The genuinely hard domains, unstructured outdoor environments, biological subjects that do not cooperate, conditions that change minute to minute, are where this primitive meets agriculture and robotics in the wild. That is the frontier my other writing has focused on, because that is where the constraints are most unforgiving. The halfpipe is not that frontier. It is the demonstration that the primitive is ready to leave the research lab and operate in production environments. It will reach the harder domains, because the direction of travel is now clear and the architecture that gets there is understood. But it will get there in stages, and most of the intermediate stages are still more tractable than anything Physical AI has had to deal with in agriculture or robotics.

What makes the Olympics case compelling is not that it solves the general problem. It is that it is the first large-scale public demonstration that the primitive works in production, on live events, at broadcast quality, with the extracted data integrated into workflows that commercial operations can build around.

A century of 2D video sits in archives, on servers, in cloud storage, in camera rolls. Some of it was shot in conditions close to what Milan Cortina required. Much more of it was not. The gap between "reliably extractable in controlled conditions" and "reliably extractable at scale in arbitrary conditions" is narrower than the gap Physical AI has to close in a crop field, and it is closing faster. That is the news.

The halfpipe is not a clean room. The halfpipe is the first field site where the primitive got its production debut. The clean rooms were the research labs where monocular 3D pose estimation was being iterated on for years before any of this reached a broadcast. The crop fields are still ahead. What the Olympics proved is that the distance between the lab and the most forgiving field sites has been closed, and that the primitive is now working outside the lab, under real production constraints, in ways that are going to generalize faster than most people expect.

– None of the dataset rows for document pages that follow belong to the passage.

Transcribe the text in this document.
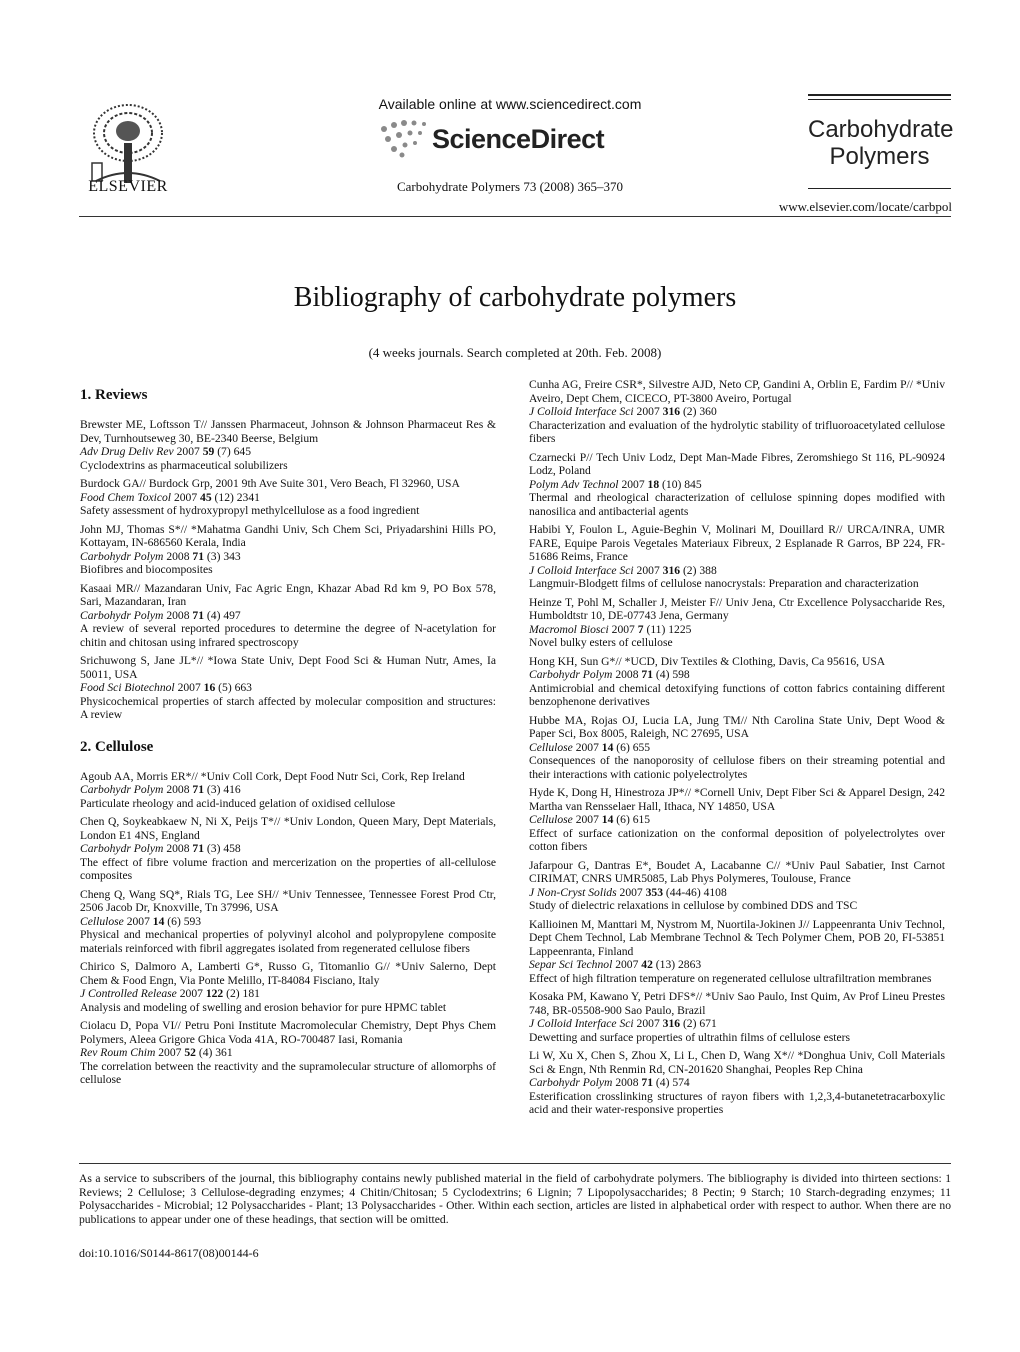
ELSEVIER
Available online at www.sciencedirect.com
ScienceDirect
Carbohydrate Polymers 73 (2008) 365–370
Carbohydrate
Polymers
www.elsevier.com/locate/carbpol
Bibliography of carbohydrate polymers
(4 weeks journals. Search completed at 20th. Feb. 2008)
1. Reviews
Brewster ME, Loftsson T// Janssen Pharmaceut, Johnson & Johnson Pharmaceut Res & Dev, Turnhoutseweg 30, BE-2340 Beerse, Belgium
Adv Drug Deliv Rev 2007 59 (7) 645
Cyclodextrins as pharmaceutical solubilizers
Burdock GA// Burdock Grp, 2001 9th Ave Suite 301, Vero Beach, Fl 32960, USA
Food Chem Toxicol 2007 45 (12) 2341
Safety assessment of hydroxypropyl methylcellulose as a food ingredient
John MJ, Thomas S*// *Mahatma Gandhi Univ, Sch Chem Sci, Priyadarshini Hills PO, Kottayam, IN-686560 Kerala, India
Carbohydr Polym 2008 71 (3) 343
Biofibres and biocomposites
Kasaai MR// Mazandaran Univ, Fac Agric Engn, Khazar Abad Rd km 9, PO Box 578, Sari, Mazandaran, Iran
Carbohydr Polym 2008 71 (4) 497
A review of several reported procedures to determine the degree of N-acetylation for chitin and chitosan using infrared spectroscopy
Srichuwong S, Jane JL*// *Iowa State Univ, Dept Food Sci & Human Nutr, Ames, Ia 50011, USA
Food Sci Biotechnol 2007 16 (5) 663
Physicochemical properties of starch affected by molecular composition and structures: A review
2. Cellulose
Agoub AA, Morris ER*// *Univ Coll Cork, Dept Food Nutr Sci, Cork, Rep Ireland
Carbohydr Polym 2008 71 (3) 416
Particulate rheology and acid-induced gelation of oxidised cellulose
Chen Q, Soykeabkaew N, Ni X, Peijs T*// *Univ London, Queen Mary, Dept Materials, London E1 4NS, England
Carbohydr Polym 2008 71 (3) 458
The effect of fibre volume fraction and mercerization on the properties of all-cellulose composites
Cheng Q, Wang SQ*, Rials TG, Lee SH// *Univ Tennessee, Tennessee Forest Prod Ctr, 2506 Jacob Dr, Knoxville, Tn 37996, USA
Cellulose 2007 14 (6) 593
Physical and mechanical properties of polyvinyl alcohol and polypropylene composite materials reinforced with fibril aggregates isolated from regenerated cellulose fibers
Chirico S, Dalmoro A, Lamberti G*, Russo G, Titomanlio G// *Univ Salerno, Dept Chem & Food Engn, Via Ponte Melillo, IT-84084 Fisciano, Italy
J Controlled Release 2007 122 (2) 181
Analysis and modeling of swelling and erosion behavior for pure HPMC tablet
Ciolacu D, Popa VI// Petru Poni Institute Macromolecular Chemistry, Dept Phys Chem Polymers, Aleea Grigore Ghica Voda 41A, RO-700487 Iasi, Romania
Rev Roum Chim 2007 52 (4) 361
The correlation between the reactivity and the supramolecular structure of allomorphs of cellulose
Cunha AG, Freire CSR*, Silvestre AJD, Neto CP, Gandini A, Orblin E, Fardim P// *Univ Aveiro, Dept Chem, CICECO, PT-3800 Aveiro, Portugal
J Colloid Interface Sci 2007 316 (2) 360
Characterization and evaluation of the hydrolytic stability of trifluoroacetylated cellulose fibers
Czarnecki P// Tech Univ Lodz, Dept Man-Made Fibres, Zeromshiego St 116, PL-90924 Lodz, Poland
Polym Adv Technol 2007 18 (10) 845
Thermal and rheological characterization of cellulose spinning dopes modified with nanosilica and antibacterial agents
Habibi Y, Foulon L, Aguie-Beghin V, Molinari M, Douillard R// URCA/INRA, UMR FARE, Equipe Parois Vegetales Materiaux Fibreux, 2 Esplanade R Garros, BP 224, FR-51686 Reims, France
J Colloid Interface Sci 2007 316 (2) 388
Langmuir-Blodgett films of cellulose nanocrystals: Preparation and characterization
Heinze T, Pohl M, Schaller J, Meister F// Univ Jena, Ctr Excellence Polysaccharide Res, Humboldtstr 10, DE-07743 Jena, Germany
Macromol Biosci 2007 7 (11) 1225
Novel bulky esters of cellulose
Hong KH, Sun G*// *UCD, Div Textiles & Clothing, Davis, Ca 95616, USA
Carbohydr Polym 2008 71 (4) 598
Antimicrobial and chemical detoxifying functions of cotton fabrics containing different benzophenone derivatives
Hubbe MA, Rojas OJ, Lucia LA, Jung TM// Nth Carolina State Univ, Dept Wood & Paper Sci, Box 8005, Raleigh, NC 27695, USA
Cellulose 2007 14 (6) 655
Consequences of the nanoporosity of cellulose fibers on their streaming potential and their interactions with cationic polyelectrolytes
Hyde K, Dong H, Hinestroza JP*// *Cornell Univ, Dept Fiber Sci & Apparel Design, 242 Martha van Rensselaer Hall, Ithaca, NY 14850, USA
Cellulose 2007 14 (6) 615
Effect of surface cationization on the conformal deposition of polyelectrolytes over cotton fibers
Jafarpour G, Dantras E*, Boudet A, Lacabanne C// *Univ Paul Sabatier, Inst Carnot CIRIMAT, CNRS UMR5085, Lab Phys Polymeres, Toulouse, France
J Non-Cryst Solids 2007 353 (44-46) 4108
Study of dielectric relaxations in cellulose by combined DDS and TSC
Kallioinen M, Manttari M, Nystrom M, Nuortila-Jokinen J// Lappeenranta Univ Technol, Dept Chem Technol, Lab Membrane Technol & Tech Polymer Chem, POB 20, FI-53851 Lappeenranta, Finland
Separ Sci Technol 2007 42 (13) 2863
Effect of high filtration temperature on regenerated cellulose ultrafiltration membranes
Kosaka PM, Kawano Y, Petri DFS*// *Univ Sao Paulo, Inst Quim, Av Prof Lineu Prestes 748, BR-05508-900 Sao Paulo, Brazil
J Colloid Interface Sci 2007 316 (2) 671
Dewetting and surface properties of ultrathin films of cellulose esters
Li W, Xu X, Chen S, Zhou X, Li L, Chen D, Wang X*// *Donghua Univ, Coll Materials Sci & Engn, Nth Renmin Rd, CN-201620 Shanghai, Peoples Rep China
Carbohydr Polym 2008 71 (4) 574
Esterification crosslinking structures of rayon fibers with 1,2,3,4-butanetetracarboxylic acid and their water-responsive properties
As a service to subscribers of the journal, this bibliography contains newly published material in the field of carbohydrate polymers. The bibliography is divided into thirteen sections: 1 Reviews; 2 Cellulose; 3 Cellulose-degrading enzymes; 4 Chitin/Chitosan; 5 Cyclodextrins; 6 Lignin; 7 Lipopolysaccharides; 8 Pectin; 9 Starch; 10 Starch-degrading enzymes; 11 Polysaccharides - Microbial; 12 Polysaccharides - Plant; 13 Polysaccharides - Other. Within each section, articles are listed in alphabetical order with respect to author. When there are no publications to appear under one of these headings, that section will be omitted.
doi:10.1016/S0144-8617(08)00144-6
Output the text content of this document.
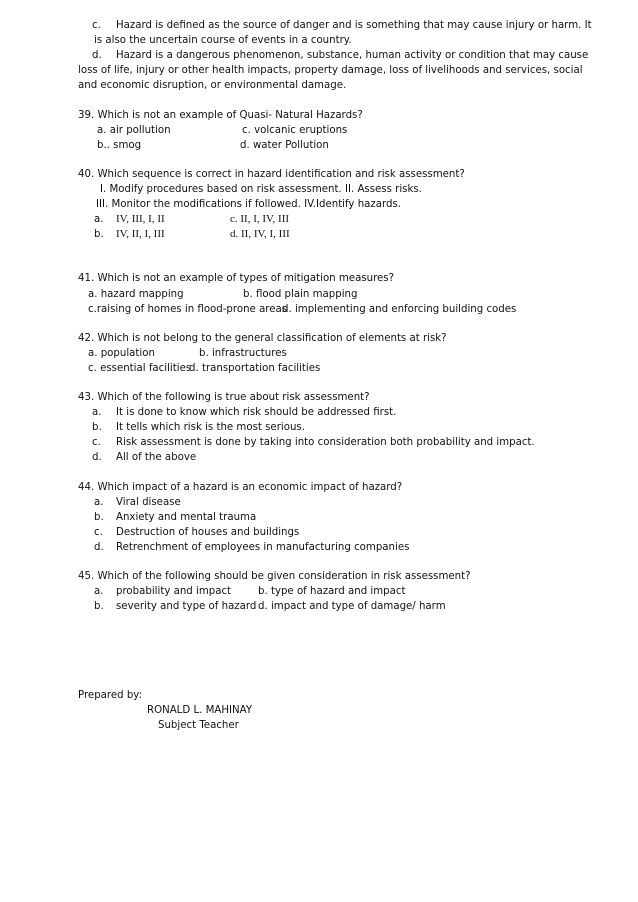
c. Hazard is defined as the source of danger and is something that may cause injury or harm. It
is also the uncertain course of events in a country.
d. Hazard is a dangerous phenomenon, substance, human activity or condition that may cause
loss of life, injury or other health impacts, property damage, loss of livelihoods and services, social
and economic disruption, or environmental damage.
39. Which is not an example of Quasi- Natural Hazards?
a. air pollution	c. volcanic eruptions
b.. smog	d. water Pollution
40. Which sequence is correct in hazard identification and risk assessment?
I. Modify procedures based on risk assessment. II. Assess risks.
III. Monitor the modifications if followed. IV.Identify hazards.
a. IV, III, I, II	c. II, I, IV, III
b. IV, II, I, III	d. II, IV, I, III
41. Which is not an example of types of mitigation measures?
a. hazard mapping	b. flood plain mapping
c.raising of homes in flood-prone areas
d. implementing and enforcing building codes
42. Which is not belong to the general classification of elements at risk?
a. population	b. infrastructures
c. essential facilities
d. transportation facilities
43. Which of the following is true about risk assessment?
a. It is done to know which risk should be addressed first.
b. It tells which risk is the most serious.
c. Risk assessment is done by taking into consideration both probability and impact.
d. All of the above
44. Which impact of a hazard is an economic impact of hazard?
a. Viral disease
b. Anxiety and mental trauma
c. Destruction of houses and buildings
d. Retrenchment of employees in manufacturing companies
45. Which of the following should be given consideration in risk assessment?
a. probability and impact	b. type of hazard and impact
b. severity and type of hazard d. impact and type of damage/ harm
Prepared by:
RONALD L. MAHINAY
Subject Teacher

The Sensor Was Always There

The primitive is this: a standard broadcast camera, pointed at a body moving through space, can now produce three-dimensional biomechanical data in real time. No sensors. No suits. No calibrated arrays. Just video, a multimodal model, and enough compute at the edge to keep up with the physics. The Milan Cortina work proved it runs in production. Everything that comes next is generalization.

What the Olympics demonstrated, more than anything, is that the sensor was always there. A century of 2D footage, broadcast archives, phone videos, security feeds, factory floor cameras, drone passes, everything, is now a latent spatial dataset waiting to be read. The hardware was never the bottleneck. The instrument to read it is what we were missing. We have it now.

This is the work I have been writing about under the name Physical AI. The horizontal primitive: spatial reconstruction from commodity sensors. The vertical domains: sports, agriculture, manufacturing, medicine, logistics, everywhere the physical world is the primary environment. The economics: Big Tech builds the primitive, domain experts build the value on top. The constraint that shapes all of it: intelligence that has to operate in the real world, under the conditions of the real world, without the luxuries of the cloud.

A halfpipe in Italy turned out to be the right place to prove the primitive in public. The next domains will prove themselves elsewhere, quieter, less telegenic, harder to put on a broadcast, but no less consequential. The question I am carrying out of this work is not whether the generalization happens. It is how fast, and in what order, and who is ready for what it makes possible.